Mimi swallowed the temptation to tell him that the tea was intended for their patient. Picking the kettle up and finding it empty, she went to fill it up at the sink.
* * *
Rafe stood at the end of the path, surveying the small cottage for any signs of life, and Mimi knocked on the door again. No answer.
‘I don’t suppose we’ve got the wrong address...?’
‘Nope. This is the right one.’ Mimi bent down to shout through the letterbox. ‘Toby. Open the door.’
Obviously she’d been here before. Or maybe she knew the elderly man who lived here. They’d been summoned by a concerned neighbour, who had noticed that he was limping and had seen an infected sore on his leg.
‘Do you think he might not be able to get to the door?’ Rafe suggested, wondering if they were going to have to break in.
‘Shouldn’t think so. He’s probably hiding out in the kitchen.’ Mimi walked to the side of the cottage, squeezing through the narrow space between the wall and a waterlogged hedge, and Rafe followed, avoiding the branches that sprung back behind her.
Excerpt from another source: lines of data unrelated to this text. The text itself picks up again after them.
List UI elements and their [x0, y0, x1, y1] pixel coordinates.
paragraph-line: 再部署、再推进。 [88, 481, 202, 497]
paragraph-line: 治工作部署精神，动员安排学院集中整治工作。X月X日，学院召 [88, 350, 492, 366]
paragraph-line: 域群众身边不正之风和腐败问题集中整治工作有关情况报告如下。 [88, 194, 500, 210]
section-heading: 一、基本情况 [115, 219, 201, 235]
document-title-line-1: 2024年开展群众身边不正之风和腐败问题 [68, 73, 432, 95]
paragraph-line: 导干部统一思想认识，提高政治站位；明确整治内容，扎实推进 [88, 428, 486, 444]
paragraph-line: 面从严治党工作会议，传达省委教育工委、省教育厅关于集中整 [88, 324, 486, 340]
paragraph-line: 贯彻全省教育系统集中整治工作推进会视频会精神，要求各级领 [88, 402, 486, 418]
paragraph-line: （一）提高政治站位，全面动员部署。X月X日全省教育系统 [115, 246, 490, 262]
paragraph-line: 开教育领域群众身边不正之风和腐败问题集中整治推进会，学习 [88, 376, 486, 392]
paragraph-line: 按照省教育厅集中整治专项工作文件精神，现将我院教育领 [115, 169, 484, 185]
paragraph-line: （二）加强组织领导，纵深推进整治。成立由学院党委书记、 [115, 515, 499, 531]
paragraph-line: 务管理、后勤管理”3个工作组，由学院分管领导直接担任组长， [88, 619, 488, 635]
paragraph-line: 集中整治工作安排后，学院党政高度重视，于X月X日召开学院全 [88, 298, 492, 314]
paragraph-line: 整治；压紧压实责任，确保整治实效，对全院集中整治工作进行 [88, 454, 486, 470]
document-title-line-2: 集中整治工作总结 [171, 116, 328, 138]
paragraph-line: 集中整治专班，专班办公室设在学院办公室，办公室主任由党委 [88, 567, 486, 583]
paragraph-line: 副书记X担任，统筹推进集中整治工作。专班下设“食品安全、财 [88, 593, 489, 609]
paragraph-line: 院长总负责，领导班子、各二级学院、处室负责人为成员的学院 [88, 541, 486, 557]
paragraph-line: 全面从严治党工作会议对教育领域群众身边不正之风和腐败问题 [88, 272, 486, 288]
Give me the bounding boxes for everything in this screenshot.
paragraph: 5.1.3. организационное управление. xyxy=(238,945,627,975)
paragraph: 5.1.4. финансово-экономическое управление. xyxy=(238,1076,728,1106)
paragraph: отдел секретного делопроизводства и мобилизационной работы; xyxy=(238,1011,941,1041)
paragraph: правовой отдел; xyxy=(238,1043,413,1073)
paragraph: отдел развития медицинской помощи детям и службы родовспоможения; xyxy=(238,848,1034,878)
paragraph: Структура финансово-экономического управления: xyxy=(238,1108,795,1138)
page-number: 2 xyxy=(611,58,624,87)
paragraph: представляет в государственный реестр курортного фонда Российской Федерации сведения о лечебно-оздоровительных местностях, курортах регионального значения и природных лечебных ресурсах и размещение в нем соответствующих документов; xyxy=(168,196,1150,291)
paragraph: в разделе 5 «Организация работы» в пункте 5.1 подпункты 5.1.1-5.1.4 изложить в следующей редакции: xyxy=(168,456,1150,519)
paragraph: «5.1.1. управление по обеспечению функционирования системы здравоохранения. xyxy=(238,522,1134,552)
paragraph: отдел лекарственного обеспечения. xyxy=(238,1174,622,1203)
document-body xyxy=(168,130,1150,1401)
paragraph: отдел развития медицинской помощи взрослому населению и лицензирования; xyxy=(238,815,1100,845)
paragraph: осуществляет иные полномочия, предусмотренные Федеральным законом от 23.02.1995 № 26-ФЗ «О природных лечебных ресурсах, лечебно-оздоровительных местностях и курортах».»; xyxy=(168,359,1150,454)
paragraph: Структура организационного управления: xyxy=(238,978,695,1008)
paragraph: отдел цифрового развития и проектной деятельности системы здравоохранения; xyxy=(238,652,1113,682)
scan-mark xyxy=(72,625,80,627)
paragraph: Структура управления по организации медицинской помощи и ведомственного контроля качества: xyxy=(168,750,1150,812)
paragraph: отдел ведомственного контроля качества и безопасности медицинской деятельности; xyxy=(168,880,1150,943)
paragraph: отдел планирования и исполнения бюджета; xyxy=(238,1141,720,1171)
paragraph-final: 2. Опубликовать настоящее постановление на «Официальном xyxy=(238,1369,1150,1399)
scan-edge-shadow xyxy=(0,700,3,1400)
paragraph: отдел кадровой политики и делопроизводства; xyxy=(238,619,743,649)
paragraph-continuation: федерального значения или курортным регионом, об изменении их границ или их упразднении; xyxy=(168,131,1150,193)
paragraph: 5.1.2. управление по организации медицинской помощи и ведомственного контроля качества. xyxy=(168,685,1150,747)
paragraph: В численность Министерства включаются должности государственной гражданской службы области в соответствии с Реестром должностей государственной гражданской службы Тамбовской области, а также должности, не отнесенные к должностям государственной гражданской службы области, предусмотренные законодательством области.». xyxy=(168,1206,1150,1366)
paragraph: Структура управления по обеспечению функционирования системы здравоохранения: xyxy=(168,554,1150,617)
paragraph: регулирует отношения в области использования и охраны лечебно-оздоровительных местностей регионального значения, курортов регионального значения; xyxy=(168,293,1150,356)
She clambered over a low wall, walking past a small kitchen garden to the back door. He stopped and waited, reckoning that Mimi probably knew what she was doing. She pressed her face against the glass, rattling the handle.
‘Toby, open up.’
There was a short pause, and Mimi banged on the door again. Then it opened, to reveal an elderly man.
‘You might have said it was you...’
‘Can we come in, Toby?’
‘You’d better. You’ll catch your death out there.’
Mimi entered and Rafe hung back from the door as Toby eyed him suspiciously.
‘This is Dr Chapman.’
‘Where’s the other lad?’
‘Jack’s up at the top of the hill, in Holme. He’s a bit tied up at the moment.’
Toby nodded sagely and beckoned Rafe inside. A black and white collie was sleeping by the fire and raised its head to inspect the visitors, then rested it back onto its front paws. The little kitchen was old-fashioned, yet clean and neat as a new pin.
‘What can I do for you?’ Toby sat down at the kitchen table, its polished surface dark and pitted from years of use.
‘Mrs March called us. She says you’ve got something wrong with your leg.’ Mimi’s tone was firm, but she was smiling.
‘It’s nothing.’ The old man’s chin jutted in a show of defiance. His face was like the surface of the table, dark from years spent in the open air, with deep lines at the side of his eyes.
‘No, probably not. But the thing is, now I’m here I have to have a look at it. Those are the rules.’
‘And him?’ Toby gestured in Rafe’s direction.
Mimi looked around, a trace of the smile that she’d bestowed on Toby still lingering on her face. After the uneasy truce between them, which seemed to have started to crumble as soon as it was made, it was like a ray of sunshine. ‘Yeah, he’s got to look at it as well.’
Toby sniffed. ‘One of you not good enough, then.’
Mimi directed a bright grin at Toby and the old man’s face softened. ‘Come on, Toby. Give me a break, eh?’
Toby shrugged and Mimi knelt down in front of him, pulling a pair of gloves from her pocket and carefully rolling Toby’s trouser leg up. Halfway up his calf, a large sore blazed red against the pallor of his skin.
‘Have you been wading in flood water?’ Mimi voiced the first question which occurred to Rafe. Flood water frequently carried a high concentration of bacteria, and in the circumstances it was the most likely candidate for turning a small injury into an angry, obviously infected wound like this.
‘Mebbe...’ Toby shrugged non-committally.